While with Tampa in the NHL exhibition campaign, Drouin, formerly a winger, shifted to centre. He has assumed the No. 1 centre role with the Mooseheads after former teammate Nathan MacKinnon was drafted first overall in the NHL lottery and stayed with the Colorado Avalanche.
Despite having more defensive responsibilities, Drouin has not slowed down offensively. In November, he was named the QMJHL's player of the week on two consecutive occasions. Drouin sits second in the QMJHL with 15 goals and 32 assists after a recent 14-game streak in which he racked up 39 points (13 goals, 26 assists).
"It's special to go on a streak like that," he said. "When your team is winning, the (shots) go in easier."
He led the Mooseheads to 10 straight wins in November before they were blanked 2-0 by Moncton on Sunday. Heading into Friday’s home game against Victoriaville, the Mooseheads (21-10-0) sit first in the Maritimes Conference, tied for second overall in the QMJHL, and seventh in the CHL’s weekly rankings.
"When I got adjusted (to life in the QMJHL) again, I think my play went up a level, and I got back to the way I was playing last year," he said.

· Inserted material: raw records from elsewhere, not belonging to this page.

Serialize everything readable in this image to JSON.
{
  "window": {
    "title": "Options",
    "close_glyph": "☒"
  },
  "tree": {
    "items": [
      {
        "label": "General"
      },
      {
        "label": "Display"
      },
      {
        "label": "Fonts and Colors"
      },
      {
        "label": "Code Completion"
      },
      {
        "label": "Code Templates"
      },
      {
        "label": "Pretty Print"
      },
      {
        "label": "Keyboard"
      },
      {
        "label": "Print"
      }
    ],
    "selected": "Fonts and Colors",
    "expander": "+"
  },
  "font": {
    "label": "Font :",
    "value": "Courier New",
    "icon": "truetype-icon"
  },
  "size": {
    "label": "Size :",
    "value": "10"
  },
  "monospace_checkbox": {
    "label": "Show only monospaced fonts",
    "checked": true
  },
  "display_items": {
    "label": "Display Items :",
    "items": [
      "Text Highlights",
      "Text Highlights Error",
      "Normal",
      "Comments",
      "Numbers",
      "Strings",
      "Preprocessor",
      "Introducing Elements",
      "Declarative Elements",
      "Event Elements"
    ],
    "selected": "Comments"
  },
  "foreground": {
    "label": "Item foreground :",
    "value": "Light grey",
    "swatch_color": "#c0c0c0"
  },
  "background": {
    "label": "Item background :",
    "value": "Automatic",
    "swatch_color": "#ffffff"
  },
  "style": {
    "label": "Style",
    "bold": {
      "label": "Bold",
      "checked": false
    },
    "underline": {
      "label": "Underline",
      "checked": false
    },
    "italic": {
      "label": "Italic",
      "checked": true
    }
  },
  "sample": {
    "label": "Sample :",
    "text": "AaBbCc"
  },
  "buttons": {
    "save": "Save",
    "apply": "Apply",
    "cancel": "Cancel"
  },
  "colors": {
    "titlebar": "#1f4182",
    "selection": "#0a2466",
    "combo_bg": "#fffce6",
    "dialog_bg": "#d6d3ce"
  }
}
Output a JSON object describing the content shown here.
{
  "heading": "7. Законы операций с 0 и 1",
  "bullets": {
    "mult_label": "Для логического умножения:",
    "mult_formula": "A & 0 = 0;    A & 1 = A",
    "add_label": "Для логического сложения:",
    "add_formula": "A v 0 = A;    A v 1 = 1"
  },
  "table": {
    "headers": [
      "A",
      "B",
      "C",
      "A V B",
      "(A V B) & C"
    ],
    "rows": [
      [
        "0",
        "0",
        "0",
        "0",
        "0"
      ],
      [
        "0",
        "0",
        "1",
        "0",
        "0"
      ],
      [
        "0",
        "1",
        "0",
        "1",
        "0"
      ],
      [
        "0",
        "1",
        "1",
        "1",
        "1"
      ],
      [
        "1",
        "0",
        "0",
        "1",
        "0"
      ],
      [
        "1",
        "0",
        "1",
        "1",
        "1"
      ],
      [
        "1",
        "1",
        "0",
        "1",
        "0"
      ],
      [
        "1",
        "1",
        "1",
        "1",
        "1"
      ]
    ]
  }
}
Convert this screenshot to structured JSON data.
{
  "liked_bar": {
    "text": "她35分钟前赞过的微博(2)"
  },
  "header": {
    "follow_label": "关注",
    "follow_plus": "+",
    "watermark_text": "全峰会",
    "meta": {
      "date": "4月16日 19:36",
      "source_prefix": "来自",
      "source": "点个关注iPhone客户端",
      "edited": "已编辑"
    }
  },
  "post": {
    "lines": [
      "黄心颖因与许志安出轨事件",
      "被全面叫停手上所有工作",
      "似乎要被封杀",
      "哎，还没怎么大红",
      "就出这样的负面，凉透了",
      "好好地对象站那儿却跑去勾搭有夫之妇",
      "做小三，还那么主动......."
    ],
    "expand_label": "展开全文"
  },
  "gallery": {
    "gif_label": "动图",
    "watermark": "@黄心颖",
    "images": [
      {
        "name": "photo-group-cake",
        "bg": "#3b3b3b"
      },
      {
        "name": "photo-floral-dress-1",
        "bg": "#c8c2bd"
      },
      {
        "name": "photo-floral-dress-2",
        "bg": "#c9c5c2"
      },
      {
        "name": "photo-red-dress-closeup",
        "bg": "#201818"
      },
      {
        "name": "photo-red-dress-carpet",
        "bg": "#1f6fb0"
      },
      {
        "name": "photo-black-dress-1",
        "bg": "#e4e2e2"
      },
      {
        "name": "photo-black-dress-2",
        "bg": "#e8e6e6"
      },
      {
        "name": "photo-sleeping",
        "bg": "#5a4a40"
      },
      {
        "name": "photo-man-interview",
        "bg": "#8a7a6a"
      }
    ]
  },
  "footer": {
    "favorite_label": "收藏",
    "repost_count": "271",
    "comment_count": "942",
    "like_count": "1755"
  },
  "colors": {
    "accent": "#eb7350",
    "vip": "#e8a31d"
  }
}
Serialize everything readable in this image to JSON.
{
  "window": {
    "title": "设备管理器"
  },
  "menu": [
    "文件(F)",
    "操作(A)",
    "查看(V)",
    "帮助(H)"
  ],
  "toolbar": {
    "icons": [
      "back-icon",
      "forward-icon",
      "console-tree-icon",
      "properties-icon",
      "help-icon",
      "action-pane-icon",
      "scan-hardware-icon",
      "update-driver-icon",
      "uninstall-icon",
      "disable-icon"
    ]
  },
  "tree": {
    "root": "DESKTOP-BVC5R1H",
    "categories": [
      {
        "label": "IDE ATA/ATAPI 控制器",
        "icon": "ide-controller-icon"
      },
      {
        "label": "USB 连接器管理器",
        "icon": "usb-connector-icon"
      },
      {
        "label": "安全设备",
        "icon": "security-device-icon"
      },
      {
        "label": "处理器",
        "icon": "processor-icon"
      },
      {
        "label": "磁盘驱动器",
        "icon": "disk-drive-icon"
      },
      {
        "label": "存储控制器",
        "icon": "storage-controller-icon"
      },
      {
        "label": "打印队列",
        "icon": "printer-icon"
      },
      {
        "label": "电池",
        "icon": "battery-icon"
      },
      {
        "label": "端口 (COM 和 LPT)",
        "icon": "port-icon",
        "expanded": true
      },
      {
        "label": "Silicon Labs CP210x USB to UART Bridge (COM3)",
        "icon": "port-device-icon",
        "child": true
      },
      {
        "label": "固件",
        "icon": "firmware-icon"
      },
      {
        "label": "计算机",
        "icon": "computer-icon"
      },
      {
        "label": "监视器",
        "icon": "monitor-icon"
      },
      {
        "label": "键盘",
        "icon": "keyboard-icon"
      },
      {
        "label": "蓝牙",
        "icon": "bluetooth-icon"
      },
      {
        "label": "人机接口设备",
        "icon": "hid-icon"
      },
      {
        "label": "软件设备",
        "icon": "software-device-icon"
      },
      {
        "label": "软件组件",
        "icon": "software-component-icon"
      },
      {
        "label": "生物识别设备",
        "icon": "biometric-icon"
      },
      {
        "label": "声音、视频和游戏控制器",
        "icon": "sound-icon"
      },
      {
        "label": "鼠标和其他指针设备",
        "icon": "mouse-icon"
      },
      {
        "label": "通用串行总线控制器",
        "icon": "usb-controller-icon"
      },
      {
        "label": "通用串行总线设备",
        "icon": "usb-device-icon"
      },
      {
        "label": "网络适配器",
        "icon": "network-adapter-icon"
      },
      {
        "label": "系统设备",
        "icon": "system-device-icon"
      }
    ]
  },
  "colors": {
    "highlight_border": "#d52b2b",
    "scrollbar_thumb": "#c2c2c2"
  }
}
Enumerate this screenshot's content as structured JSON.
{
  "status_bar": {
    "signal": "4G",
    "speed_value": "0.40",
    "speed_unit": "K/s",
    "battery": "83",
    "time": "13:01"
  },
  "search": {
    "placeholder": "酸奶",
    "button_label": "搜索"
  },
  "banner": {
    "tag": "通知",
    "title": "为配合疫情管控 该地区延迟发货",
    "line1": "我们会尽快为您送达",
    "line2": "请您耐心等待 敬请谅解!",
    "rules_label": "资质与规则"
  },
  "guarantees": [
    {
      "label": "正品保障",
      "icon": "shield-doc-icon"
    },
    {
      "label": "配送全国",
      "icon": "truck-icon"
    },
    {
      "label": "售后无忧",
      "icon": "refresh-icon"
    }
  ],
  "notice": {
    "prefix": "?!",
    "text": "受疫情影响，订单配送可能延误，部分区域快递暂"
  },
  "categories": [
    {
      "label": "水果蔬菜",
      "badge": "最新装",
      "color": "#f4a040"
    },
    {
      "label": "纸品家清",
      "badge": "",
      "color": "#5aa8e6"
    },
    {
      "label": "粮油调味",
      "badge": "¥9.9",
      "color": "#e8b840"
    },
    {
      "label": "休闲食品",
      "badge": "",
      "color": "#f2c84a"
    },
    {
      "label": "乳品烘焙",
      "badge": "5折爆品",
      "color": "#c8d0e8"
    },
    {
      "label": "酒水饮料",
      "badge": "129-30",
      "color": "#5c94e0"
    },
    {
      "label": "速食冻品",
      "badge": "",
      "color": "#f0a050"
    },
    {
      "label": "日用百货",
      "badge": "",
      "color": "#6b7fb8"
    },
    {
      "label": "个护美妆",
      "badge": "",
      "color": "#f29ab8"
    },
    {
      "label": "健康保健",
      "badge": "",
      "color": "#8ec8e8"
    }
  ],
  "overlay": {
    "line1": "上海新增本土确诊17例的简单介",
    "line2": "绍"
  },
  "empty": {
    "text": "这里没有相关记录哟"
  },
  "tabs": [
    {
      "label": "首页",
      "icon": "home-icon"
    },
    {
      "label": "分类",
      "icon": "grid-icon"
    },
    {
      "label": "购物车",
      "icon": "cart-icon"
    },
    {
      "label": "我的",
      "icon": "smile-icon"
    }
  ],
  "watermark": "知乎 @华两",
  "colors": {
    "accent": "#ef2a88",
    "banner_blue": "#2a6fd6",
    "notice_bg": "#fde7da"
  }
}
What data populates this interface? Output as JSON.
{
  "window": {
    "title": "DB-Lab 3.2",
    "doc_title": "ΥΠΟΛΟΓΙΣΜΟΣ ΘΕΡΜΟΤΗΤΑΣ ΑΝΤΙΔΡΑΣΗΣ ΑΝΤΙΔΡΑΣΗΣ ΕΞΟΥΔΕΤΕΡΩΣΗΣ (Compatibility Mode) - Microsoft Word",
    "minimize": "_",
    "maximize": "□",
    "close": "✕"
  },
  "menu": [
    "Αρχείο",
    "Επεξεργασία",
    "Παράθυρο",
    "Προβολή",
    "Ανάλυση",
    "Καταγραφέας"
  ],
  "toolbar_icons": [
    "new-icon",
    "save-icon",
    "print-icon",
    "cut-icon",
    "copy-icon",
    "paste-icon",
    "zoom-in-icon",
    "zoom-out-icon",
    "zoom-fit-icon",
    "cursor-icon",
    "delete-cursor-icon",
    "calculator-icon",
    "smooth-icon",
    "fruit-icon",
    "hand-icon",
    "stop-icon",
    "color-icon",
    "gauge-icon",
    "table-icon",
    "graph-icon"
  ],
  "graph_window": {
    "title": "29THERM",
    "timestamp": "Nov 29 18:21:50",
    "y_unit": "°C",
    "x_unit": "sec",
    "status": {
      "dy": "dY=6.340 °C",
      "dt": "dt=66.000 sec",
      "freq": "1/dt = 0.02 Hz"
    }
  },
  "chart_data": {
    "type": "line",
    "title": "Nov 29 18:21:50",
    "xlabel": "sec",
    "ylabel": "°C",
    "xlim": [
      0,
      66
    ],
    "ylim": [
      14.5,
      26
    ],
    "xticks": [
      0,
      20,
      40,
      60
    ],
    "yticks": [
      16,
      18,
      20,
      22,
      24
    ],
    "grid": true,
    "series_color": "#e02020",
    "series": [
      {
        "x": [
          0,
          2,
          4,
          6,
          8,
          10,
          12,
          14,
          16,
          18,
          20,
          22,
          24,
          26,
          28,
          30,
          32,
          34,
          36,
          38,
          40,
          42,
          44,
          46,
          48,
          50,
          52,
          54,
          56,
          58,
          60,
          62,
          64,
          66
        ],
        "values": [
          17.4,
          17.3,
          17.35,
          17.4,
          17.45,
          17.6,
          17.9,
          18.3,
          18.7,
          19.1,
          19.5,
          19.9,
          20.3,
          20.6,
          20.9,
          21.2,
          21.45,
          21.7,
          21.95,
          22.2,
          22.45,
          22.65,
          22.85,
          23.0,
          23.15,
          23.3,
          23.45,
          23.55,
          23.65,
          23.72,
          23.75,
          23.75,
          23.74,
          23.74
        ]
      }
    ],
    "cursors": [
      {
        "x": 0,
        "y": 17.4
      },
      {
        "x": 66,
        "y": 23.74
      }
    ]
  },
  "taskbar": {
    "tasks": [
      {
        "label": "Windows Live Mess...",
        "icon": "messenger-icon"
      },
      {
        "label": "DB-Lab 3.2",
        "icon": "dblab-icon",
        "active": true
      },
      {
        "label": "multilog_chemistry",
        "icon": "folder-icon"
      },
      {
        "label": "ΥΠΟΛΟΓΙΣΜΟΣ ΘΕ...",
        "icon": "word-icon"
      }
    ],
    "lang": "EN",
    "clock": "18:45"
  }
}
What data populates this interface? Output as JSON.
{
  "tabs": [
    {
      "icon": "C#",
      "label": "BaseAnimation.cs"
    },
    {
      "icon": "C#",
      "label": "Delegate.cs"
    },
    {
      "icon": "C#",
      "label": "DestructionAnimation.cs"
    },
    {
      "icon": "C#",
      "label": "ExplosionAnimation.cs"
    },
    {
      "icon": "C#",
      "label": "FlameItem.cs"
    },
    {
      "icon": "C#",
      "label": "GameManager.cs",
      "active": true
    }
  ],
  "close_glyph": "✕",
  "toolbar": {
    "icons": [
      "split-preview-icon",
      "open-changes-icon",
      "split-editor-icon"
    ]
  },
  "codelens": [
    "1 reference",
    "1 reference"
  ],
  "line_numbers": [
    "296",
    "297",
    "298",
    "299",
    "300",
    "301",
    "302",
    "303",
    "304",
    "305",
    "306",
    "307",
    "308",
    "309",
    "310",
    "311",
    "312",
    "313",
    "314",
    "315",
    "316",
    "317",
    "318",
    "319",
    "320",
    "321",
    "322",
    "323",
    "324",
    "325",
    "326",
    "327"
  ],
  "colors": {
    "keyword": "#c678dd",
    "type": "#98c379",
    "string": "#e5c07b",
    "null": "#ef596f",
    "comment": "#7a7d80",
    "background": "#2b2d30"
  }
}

Halifax coach Dominique Ducharme called Drouin's release from the Lightning "a big deflection."
"He needed to get over that," said Ducharme by telephone on Tuesday. "He needed to find himself and get back on track. It took, probably, I would say, three weeks, and then he went from there. He took off and now he’s back playing with passion."
Ducharme said Drouin is getting more comfortable at centre and improving on face-offs. As a result of MacKinnon’s departure, Drouin has also become more of a leader and takes charge of each situation.
Yet, in keeping with his youth, Drouin is not ultra-intense all the time.
"When you come here in the room, he's having fun with the guys," said Ducharme. "He's a joker, but when it’s time to work out, when it's time to go on the ice and get better, when it's the night before a game, he wants to win. He wants to be making the difference."
Ducharme suggested it's a challenge for the club's coaches to find ways for "a kid with that much potential" to improve. But Drouin helps himself and the rest of the team excel through a willingness to work on all facets of his game.
"He's aware of his skills and his vision," Ducharme said. "He's a guy that competes every night. The more important the situation, the better he is – and that’s, I think, something that makes him special."
In other words, he is glad that Drouin is still wearing a Mooseheads jersey.